Question:
给定一个最大为10,000的整型序列(每个值的大小在0到100,000)之间,求最大递减子序列。子序列可以不连续。
Answer1:
递归查找。递归查找从每个位置为开始的最长的递减子序列。
效率低!
Answer2:
当从前向后难找到节约方法时,从后向前的方法此时通常会富有成效。
这里就可以从序列的最后开始向前……
(1)检查从当前位置到最后所有节点的bestsofar值。
This is fairly clearly an O(N 2) algorithm. Check out its code:
1 #include <stdio.h>
2 #define MAXN 10000
3 main () {
4 long num[MAXN], bestsofar[MAXN];
5 FILE *in, *out;
6 long n, i, j, longest = 0;
7 in = fopen ("input.txt", "r");
8 out = fopen ("output.txt", "w");
9 fscanf(in, "%ld", &n);
10 for (i = 0; i < n; i++) fscanf(in, "%ld", &num[i]);
11 bestsofar[n-1] = 1;
12 for (i = n-1-1; i >= 0; i--) {
13 bestsofar[i] = 1;
14 for (j = i+1; j < n; j++) {
15 if (num[j] < num[i] && bestsofar[j] >= bestsofar[i]) {
16 bestsofar[i] = bestsofar[j] + 1;
17 if (bestsofar[i] > longest) longest = bestsofar[i];
18 }
19 }
20 }
21 fprintf(out, "bestsofar is %d\n", longest);
22 exit(0);
23 }
(2)跟上一个算法比,这个为了缩短检查时间,定义了bestrun[MAXN],其长度就是最长子序列长度,其值就是第一次存入的值(随后变为“最好的”值)
(原文:Implement an array `bestrun' whose index is the length of a long subsequence and whose value is the first (and, as it turns out, `best') integer that heads that subsequence.)

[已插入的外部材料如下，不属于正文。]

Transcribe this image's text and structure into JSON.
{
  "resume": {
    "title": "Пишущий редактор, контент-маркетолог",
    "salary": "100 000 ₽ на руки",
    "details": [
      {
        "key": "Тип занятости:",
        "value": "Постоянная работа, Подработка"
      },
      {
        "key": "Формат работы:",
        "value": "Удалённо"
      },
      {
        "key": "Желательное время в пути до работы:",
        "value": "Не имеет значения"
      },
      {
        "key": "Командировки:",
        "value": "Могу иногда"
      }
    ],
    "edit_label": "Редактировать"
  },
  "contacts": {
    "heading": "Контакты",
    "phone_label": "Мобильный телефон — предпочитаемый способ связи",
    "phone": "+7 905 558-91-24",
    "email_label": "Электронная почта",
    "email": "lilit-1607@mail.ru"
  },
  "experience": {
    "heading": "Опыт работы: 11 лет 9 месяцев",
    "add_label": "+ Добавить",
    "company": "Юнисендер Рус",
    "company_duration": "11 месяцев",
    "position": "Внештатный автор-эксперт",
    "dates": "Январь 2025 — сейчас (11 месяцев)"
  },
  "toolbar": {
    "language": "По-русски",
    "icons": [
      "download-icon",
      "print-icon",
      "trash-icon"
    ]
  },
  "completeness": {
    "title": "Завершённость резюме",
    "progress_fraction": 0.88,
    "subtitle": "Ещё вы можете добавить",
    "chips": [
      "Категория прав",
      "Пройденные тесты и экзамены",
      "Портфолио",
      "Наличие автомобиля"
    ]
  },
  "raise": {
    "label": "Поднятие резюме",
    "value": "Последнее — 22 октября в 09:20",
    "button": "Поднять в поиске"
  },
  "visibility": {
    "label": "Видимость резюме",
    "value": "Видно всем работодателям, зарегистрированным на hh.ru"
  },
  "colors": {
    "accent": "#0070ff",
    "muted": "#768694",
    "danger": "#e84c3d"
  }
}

Here's a coding of this algorithm:
1 #include <stdio.h>
2 #define MAXN 200000//使用200000会堆栈溢出,而且题目要求也是20000,因此应改为20000。
3 main () {
4 FILE *in, *out;
5 long num[MAXN], bestrun[MAXN];
6 long n, i, j, highestrun = 0;
7 in = fopen ("input.txt", "r");
8 out = fopen ("output.txt", "w");
9 fscanf(in, "%ld", &n);
10 for (i = 0; i < n; i++) fscanf(in, "%ld", &num[i]);
11 bestrun[0] = num[n-1];
12 highestrun = 1;
13 for (i = n-1-1; i >= 0; i--) {
14 if (num[i] < bestrun[0]) {
15 bestrun[0] = num[i];
16 continue;
17 }
18 for (j = highestrun - 1; j >= 0; j--) {
19 if (num[i] > bestrun[j]) {
20 if (j == highestrun - 1 || num[i] < bestrun[j+1]){
21 bestrun[++j] = num[i];
22 if (j == highestrun) highestrun++;
23 break;
24 }
25 }
26 }
27 }
28 printf("best is %d\n", highestrun);
29 exit(0);
30 }
(3)使用二分查找改进速度,使时间复杂度变为O(nlgn)
#include <stdio.h>
#define SIZE 200000
#define MAX(x,y) ((x)>(y)?(x):(y))
int best[SIZE]; // best[] holds values of the optimal sub-sequence
int
main (void) {
FILE *in = fopen ("input.txt", "r");
int i, n, k, x, sol;
int low, high;
fscanf (in, "%d", &n); // N = how many integers to read in
// read in the first integer
fscanf (in, "%d", &best[0]);
sol = 1;
for (i = 1; i < n; i++) {
best[i] = -1;
fscanf (in, "%d", &x);
if(x >= best[0]) {
k = 0;
best[0] = x;
}
else {
// use binary search instead
low = 0;
high = sol-1;
for(;;) {
k = (int) (low + high) / 2;
// go lower in the array
if(x > best[k] && x > best[k-1]) {
high = k - 1;
continue;
}
// go higher in the array
if(x < best[k] && x < best[k+1]) {
low = k + 1;
continue;
}
// check if right spot
if(x > best[k] && x < best[k-1])
best[k] = x;
if(x < best[k] && x > best[k+1])
best[++k] = x;
break;
}
}
sol = MAX (sol, k + 1);
}
printf ("best is %d\n", sol);
fclose(in);
return 0;
}